Anyway, Cory -I'll let it alone and look for another.

[this post was last edited: 10/18/2012-17:19]

ovrphil++10-18-2012-16-52-28.jpg
 
I picked up a set of screwdriver tips from Harbor Freight, I'd guess about 50 total, with the security bits you need.  They were $7.50 a few years back, but I'd check there if you have one locally.  There are a number of sizes with the hole in the center.
 
Security fasteners were used in microwave ovens to make sure people that didn't know what they were doing from messing up doors and door seals so they wouldn't be exposed to dangerous levels of RF energy at frequencies that were detrimental to humans and pets.

Yeah, I get the fascination with old RadarRanges - they look cool with the chrome and general beefiness, but who here actually has the instrumentation to detect S-band microwave radiation emission from outside the cool-looking box?
 
It seems these screws need regular Torx bits with a center hole. I have bought a set of these at an auto parts store to remove the airbag module on my 1975 Electra a few years ago.

Here are the Torx bits at the top of this picture.

And the regular Phillips screws on the RR-2 and those with the tri-wing arrangement Cory was talking about on the RCM-10.

philr++10-18-2012-23-19-54.jpg
 
Supposedly all ovens leak something(5 milliwatts FDA permissible but read that it is often more - and still not harmful, but who knows really?). I don't know of any cheap Spectrum Analyzers and know they're typically thousands(a nice used car) to accomplish the task of detection.

The next thought I had was to find someone who could do this at a fair price...probably more than I payed for the MW.

I used to have a device that reportedly would glow if there was a leak - imagine waiving this hand-held lolly-pop looking thing around/near a microwave that is leaking..."honey, you're glowing but that rattle isn't ". That "tool" wasn't a keeper.

I'll use the MW, but try to stay away as much as possible.
 
Dangerous Microwaves!

Your new Microwave Oven, 1959!

The description actually says cooking cannot begin until the overhead unit sits down into the counter.
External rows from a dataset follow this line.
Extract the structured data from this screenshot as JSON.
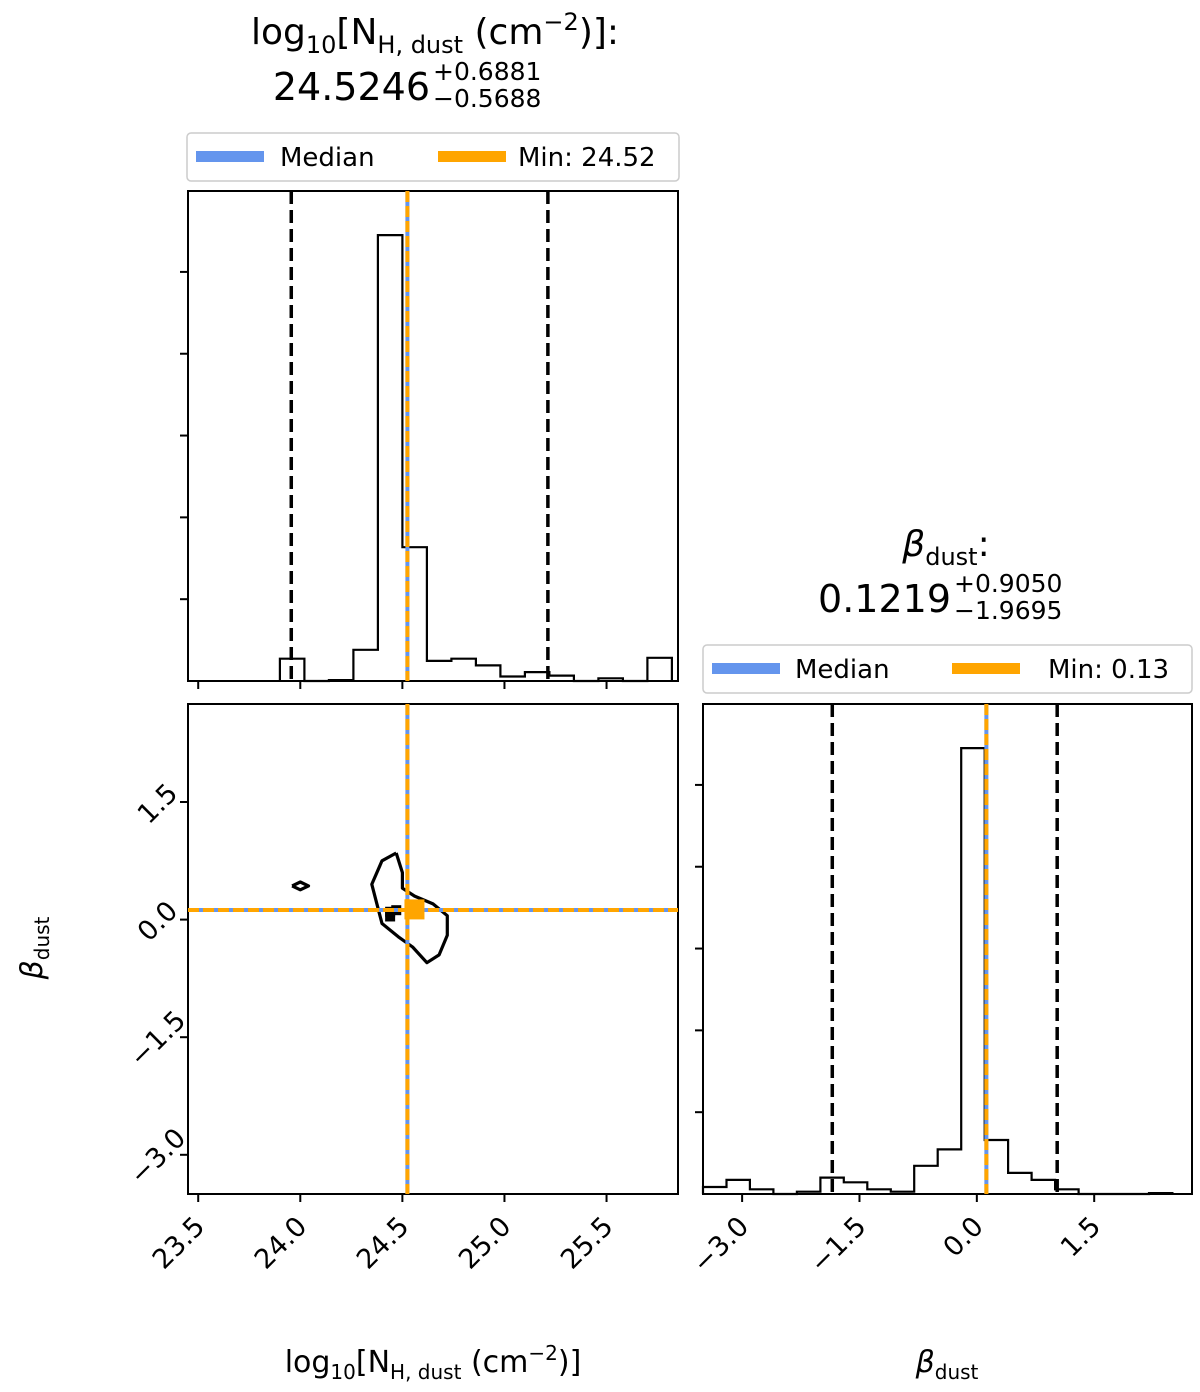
{
  "colors": {
    "median": "#6495ed",
    "min": "#ffa500",
    "ink": "#000000",
    "background": "#ffffff"
  },
  "legend_text": {
    "median": "Median",
    "min_nh": "Min: 24.52",
    "min_beta": "Min: 0.13"
  },
  "titles": {
    "nh": {
      "label_base": "log",
      "label_base_sub": "10",
      "label_n": "[N",
      "label_n_sub": "H, dust",
      "label_unit": " (cm",
      "label_unit_sup": "−2",
      "label_close": ")]:",
      "value": "24.5246",
      "plus": "+0.6881",
      "minus": "−0.5688"
    },
    "beta": {
      "label": "β",
      "label_sub": "dust",
      "label_colon": ":",
      "value": "0.1219",
      "plus": "+0.9050",
      "minus": "−1.9695"
    }
  },
  "axes": {
    "x_nh_label": {
      "base": "log",
      "base_sub": "10",
      "n": "[N",
      "n_sub": "H, dust",
      "unit": " (cm",
      "unit_sup": "−2",
      "close": ")]"
    },
    "beta_label": {
      "sym": "β",
      "sub": "dust"
    },
    "nh_ticks": [
      "23.5",
      "24.0",
      "24.5",
      "25.0",
      "25.5"
    ],
    "beta_ticks": [
      "−3.0",
      "−1.5",
      "0.0",
      "1.5"
    ]
  },
  "chart_data": [
    {
      "type": "histogram",
      "panel": "nh-marginal",
      "xlim": [
        23.45,
        25.85
      ],
      "bin_edges": [
        23.9,
        24.02,
        24.14,
        24.26,
        24.38,
        24.5,
        24.62,
        24.74,
        24.86,
        24.98,
        25.1,
        25.22,
        25.34,
        25.46,
        25.58,
        25.7,
        25.82
      ],
      "counts": [
        0.05,
        0,
        0.002,
        0.07,
        1,
        0.3,
        0.045,
        0.05,
        0.035,
        0.01,
        0.02,
        0.012,
        0,
        0.006,
        0,
        0.052
      ],
      "median": 24.5246,
      "min": 24.52,
      "quantile_lines": [
        23.9558,
        25.2127
      ],
      "legend": [
        "Median",
        "Min: 24.52"
      ],
      "legend_position": "top"
    },
    {
      "type": "contour",
      "panel": "nh-vs-beta",
      "xlim": [
        23.45,
        25.85
      ],
      "ylim": [
        -3.5,
        2.75
      ],
      "median_x": 24.5246,
      "median_y": 0.1219,
      "min_point": [
        24.52,
        0.13
      ],
      "contours": [
        [
          [
            24.47,
            0.85
          ],
          [
            24.4,
            0.75
          ],
          [
            24.35,
            0.45
          ],
          [
            24.38,
            0.15
          ],
          [
            24.4,
            -0.05
          ],
          [
            24.48,
            -0.22
          ],
          [
            24.55,
            -0.35
          ],
          [
            24.62,
            -0.55
          ],
          [
            24.68,
            -0.45
          ],
          [
            24.72,
            -0.2
          ],
          [
            24.72,
            0.05
          ],
          [
            24.65,
            0.2
          ],
          [
            24.56,
            0.3
          ],
          [
            24.5,
            0.4
          ],
          [
            24.5,
            0.6
          ],
          [
            24.47,
            0.85
          ]
        ],
        [
          [
            23.96,
            0.43
          ],
          [
            24.0,
            0.48
          ],
          [
            24.04,
            0.43
          ],
          [
            24.0,
            0.38
          ],
          [
            23.96,
            0.43
          ]
        ]
      ],
      "points": [
        [
          24.44,
          0.1
        ],
        [
          24.44,
          0.04
        ],
        [
          24.47,
          0.12
        ]
      ]
    },
    {
      "type": "histogram",
      "panel": "beta-marginal",
      "xlim": [
        -3.5,
        2.75
      ],
      "bin_edges": [
        -3.5,
        -3.2,
        -2.9,
        -2.6,
        -2.3,
        -2.0,
        -1.7,
        -1.4,
        -1.1,
        -0.8,
        -0.5,
        -0.2,
        0.1,
        0.4,
        0.7,
        1.0,
        1.3,
        1.6,
        1.9,
        2.2,
        2.5
      ],
      "counts": [
        0.015,
        0.03,
        0.01,
        0.0,
        0.005,
        0.035,
        0.025,
        0.01,
        0.005,
        0.06,
        0.095,
        0.95,
        0.115,
        0.045,
        0.03,
        0.01,
        0.0,
        0.0,
        0.0,
        0.002
      ],
      "median": 0.1219,
      "min": 0.13,
      "quantile_lines": [
        -1.8476,
        1.0269
      ],
      "legend": [
        "Median",
        "Min: 0.13"
      ],
      "legend_position": "top"
    }
  ]
}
Of course it's a total mockup, but wonder where they borrowed those wall controls from?

I bought a microwave leakage detector a few years ago off eBay to play around with and to see how 'leaky' some of these old RR's are. On the couple models I tested it with, there was no real radiation to speak of. If the door mechanism (seals, choke, latches, springs) are in good shape, then odds of any leakage are extremely low.

Now, I do wonder about these new microwave ovens, especially the walmart wonders. Amana didn't cut any corners and their designs show they weren't trying to save a nickel on every part. Their motivation was a quality product. I don't know if I can say the same for a lot of the offshore junk on store shelves today, long-term safety especially.